A project’s Data Policy is a guide to help create, maintain and safeguard high-quality data, and to share and gain access to data. These guidelines help document data so that it is useful to others (and to you to as you will soon forget the details). Sharing data from the start with data specialists will help to detect and eradicate errors and improve calibration, and safeguard data. Well-documented data can be compared with other projects, leading to improved understanding and more publications.
The Data Policy is a guide to good working practice, which will in the end reduce the time taken to manage your data and maximise the research you get out of it. For detailed recipes to guide you step by step, consult the IMBeR Data Management Cookbook.

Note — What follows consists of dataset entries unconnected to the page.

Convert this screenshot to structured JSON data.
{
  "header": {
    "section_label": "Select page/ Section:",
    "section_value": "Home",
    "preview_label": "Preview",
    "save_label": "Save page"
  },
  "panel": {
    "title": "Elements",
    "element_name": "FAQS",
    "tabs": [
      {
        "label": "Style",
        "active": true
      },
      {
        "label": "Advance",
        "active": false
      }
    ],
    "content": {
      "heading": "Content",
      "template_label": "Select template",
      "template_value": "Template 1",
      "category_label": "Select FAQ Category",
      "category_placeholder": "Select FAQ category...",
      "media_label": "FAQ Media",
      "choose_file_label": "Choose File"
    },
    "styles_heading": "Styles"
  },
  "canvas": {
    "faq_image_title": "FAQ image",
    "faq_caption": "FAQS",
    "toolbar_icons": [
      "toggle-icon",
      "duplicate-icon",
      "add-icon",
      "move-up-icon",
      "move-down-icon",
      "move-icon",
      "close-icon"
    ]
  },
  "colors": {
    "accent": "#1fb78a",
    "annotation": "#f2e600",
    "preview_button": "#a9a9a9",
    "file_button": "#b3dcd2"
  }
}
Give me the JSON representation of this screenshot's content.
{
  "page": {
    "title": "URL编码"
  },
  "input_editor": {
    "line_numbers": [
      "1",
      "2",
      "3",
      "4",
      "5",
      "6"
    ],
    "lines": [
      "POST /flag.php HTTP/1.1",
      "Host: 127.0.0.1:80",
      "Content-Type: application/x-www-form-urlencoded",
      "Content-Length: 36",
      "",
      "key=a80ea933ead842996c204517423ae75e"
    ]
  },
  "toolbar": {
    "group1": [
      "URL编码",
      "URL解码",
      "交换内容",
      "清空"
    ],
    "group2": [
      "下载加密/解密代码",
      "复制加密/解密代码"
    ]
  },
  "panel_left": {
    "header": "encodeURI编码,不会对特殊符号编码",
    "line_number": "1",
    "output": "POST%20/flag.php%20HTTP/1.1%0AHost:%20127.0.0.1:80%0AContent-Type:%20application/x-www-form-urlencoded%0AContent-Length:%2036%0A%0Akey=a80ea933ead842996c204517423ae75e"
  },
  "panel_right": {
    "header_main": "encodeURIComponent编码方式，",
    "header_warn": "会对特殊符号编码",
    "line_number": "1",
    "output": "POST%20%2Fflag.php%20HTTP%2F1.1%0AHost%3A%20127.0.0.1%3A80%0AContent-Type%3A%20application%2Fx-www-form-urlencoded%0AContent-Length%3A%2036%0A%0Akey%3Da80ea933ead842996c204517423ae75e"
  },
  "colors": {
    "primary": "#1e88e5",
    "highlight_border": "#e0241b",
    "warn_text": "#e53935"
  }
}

Involve data professionals
A successful, efficient project involves end-to-end data management. This requires the involvement with data professionals right from the start.
- A project seeking IMBeR endorsement must show that data professionals have assisted in drawing up the project’s data management plan and that their involvement is on-going. In many cases, a National Data Centre will be appointed/funded as the Project Data Assembly Centre (DAC) to advise a project and to receive the data and metadata.
- If the experiment has international participation, the project’s data management plan must show data centre responsibilities and identify the Project DAC.
- If a country does not have a national data centre, the plan must show what arrangements have been made to create a Project DAC and to submit data to a recognised Data Centre. See Resources and links for a list of recognised National Data Centres and World Data Centres
Appoint a data scientist
IMBeR observational projects are frequently large and multidisciplinary. Managing data for such a project is a substantial task and it is cost-effective, both financially and in research efficiency, to appoint or assign an individual (the Data Scientist) to be responsible, part- or full-time for data management.
- To receive IMBeR endorsement, a Project must show, as part of its Data Management plan, what steps are being taken to appoint a data scientist.
The data scientist does not have to be a data professional, indeed he/she may well be a post-doc (for example) with a research role in the project, who will learn data skills and be responsible for data management of the project.
Data sharing in a project
The generally multi-disciplinary nature of IMBeR projects means that all data from a project need to be accessible to all project participants to aid interpretation.
- Project participants should agree from the start that there be open access to each other’s data, but that it should not be passed on to non-participants for an agreed period (usually two years).
- Only the data originator may pass on data (or authorize data to be passed on) to non-participants at his/her discretion.
- As soon as a project (or a cruise* as part of a project) is funded, the metadata should be submitted as a DIF (Directory Interchange Format) to the GCMD (Global Change Master Directory).
- As soon as a cruise ends, a CSR (Cruise Summary Report) must be submitted to the Project DAC and the IMBeR IPO. This is the responsibility of the PI. The DIF for the project/cruise should be updated to reference the CSR (It is hoped that we will soon provide translation software so that a full post-cruise DIF can be automatically created from a CSR. In the interim, it is important that the main DIF be updated so that IMBeR data are fully recorded in the IMBeR Data Portal).
- As soon as the cruise ends, the Event Log (Cookbook) must also be submitted to the Project DAC.
- Within 6 months after the end of a cruise, the PI should submit a detailed cruise report to the Project DAC and the IMBeR IPO.
- Individual researchers are encouraged to create and submit DIFs to the GCMD on their own data sets, linked to their project or cruise.
- All metadata will be publically accessible via the GCMD Web site as soon as it has been submitted to the GCMD (after checking by the IMBeR Data Liaison Officer).
*When IMBeR fieldwork is not conducted on cruises, “cruise” should be more generally interpreted as “fieldwork”, and metadata equivalent to the CSR, etc., submitted on the same time scales.
- Initial versions of data files should be duplicated as soon as they are created and copied to the Project DAC at the end of the cruise, for data security. The data will not be released beyond the project participants, and will only be released to project participants with the approval of the originator (earlier versions may be unsuitable for release even to participants).
- Data originators should interact with the data scientist and Project DAC to provide updated and final versions of data sets as they become available.
Public Access to data
- Data collected as part of IMBeR will be made publicly available no later than two years from end of cruise or project. Exceptions to this may be allowed by the SSC, for example where the policy is overridden by national constraints on data access.